01:19 Let's import srcindex.css. As it is now, there are two problems with this setup. First, this file is a new TypeScript module, and none of our existing TypeScript configurations know how to handle it. TypeScript simply doesn't know what types should be available in the context of this module.

01:37 But we plan to run this module in the browser, the same as our tests. So let's head to our TypeScript configuration for tests, tsconfig.test.json, and add this new file in the include array, vitest.browser.setup.ts. And the second problem is that TypeScript doesn't know what is the resulting type of importing a CSS module.

01:56 To help it know that, let's actually rely on Vite. So if you take a look at this src directory, because this is a Vite app, we have this vite-environment.d.ts file, and it includes type reference to vite-slash-client. These are the types that allow Vite to import a bunch of assets, including CSS files.

02:14 So let's rely on the same types, but instead not the direct reference to vite-slash-client, but to this vite-environment.d.ts file to stay consistent. So let's add a type reference with triple-slash reference types. Let's provide a path. It will be src vite-environment.d.ts.

02:34 This will make the consistent type behavior between our tests and between our production application. And if you're not using Vite for your apps, you can simply reference the same vite-slash-client types as you just saw before. Now that that's done, the only thing remaining is to tell Vite to use this file, to actually run it as a part of our test run.

02:53 To do that, let's head to our Vite's configuration. In our case, it will be vite.config.ts. Find the browser instance we need, so this Chromium browser, and add a new property called setup files.

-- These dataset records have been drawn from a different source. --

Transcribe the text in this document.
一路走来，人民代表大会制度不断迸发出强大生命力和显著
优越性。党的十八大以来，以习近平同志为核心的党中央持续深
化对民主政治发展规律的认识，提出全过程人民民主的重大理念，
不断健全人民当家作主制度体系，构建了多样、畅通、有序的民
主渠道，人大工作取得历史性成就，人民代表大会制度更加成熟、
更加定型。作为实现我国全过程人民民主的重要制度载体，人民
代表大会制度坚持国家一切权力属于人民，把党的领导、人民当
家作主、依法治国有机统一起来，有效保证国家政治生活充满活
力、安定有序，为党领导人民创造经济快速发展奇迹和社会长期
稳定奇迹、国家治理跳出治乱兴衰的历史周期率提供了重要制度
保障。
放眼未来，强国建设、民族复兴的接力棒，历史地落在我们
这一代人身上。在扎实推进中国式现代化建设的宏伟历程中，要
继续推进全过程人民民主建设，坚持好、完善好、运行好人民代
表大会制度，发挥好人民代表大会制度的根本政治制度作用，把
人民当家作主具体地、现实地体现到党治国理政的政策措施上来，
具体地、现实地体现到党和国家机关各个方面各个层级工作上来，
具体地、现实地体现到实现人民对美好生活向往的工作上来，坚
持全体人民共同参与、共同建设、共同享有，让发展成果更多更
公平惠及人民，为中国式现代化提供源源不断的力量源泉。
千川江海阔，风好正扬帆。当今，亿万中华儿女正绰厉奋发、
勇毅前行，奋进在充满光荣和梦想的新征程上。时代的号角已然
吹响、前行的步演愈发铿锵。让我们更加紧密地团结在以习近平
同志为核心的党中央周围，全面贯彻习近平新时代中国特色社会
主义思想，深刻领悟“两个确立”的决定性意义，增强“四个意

I will assign an array to it and provide the path to this vite-browser.setup.ts file, our global setup.

03:11 You may notice that although this is a global browser setup, we are using the setup files property and not the global setup property. There's actually the difference between the two. The global setup will act very similarly, but it will apply the modules you provide to the node.js part of Vite. Remember that layer of context when you run browser tests?

03:31 So global setup is the global setup for node.js part, but the setup files will apply also globally only to the browser side, which is exactly what we want. So let's leave setup files. And now the only thing that's left is to verify that our setup is working.

03:46 Let's open the terminal and run our browser tests, npm test. And you can see that our component here is styled as it is in production, which is incredible. I highly encourage you to utilize the power of global setup for things like shared assets

04:01 like CSS or maybe other things that all of your components will need during the test. But also take advantage of the files, your test files running in the browser. So if you need some assets specific to the test suite, just import them there.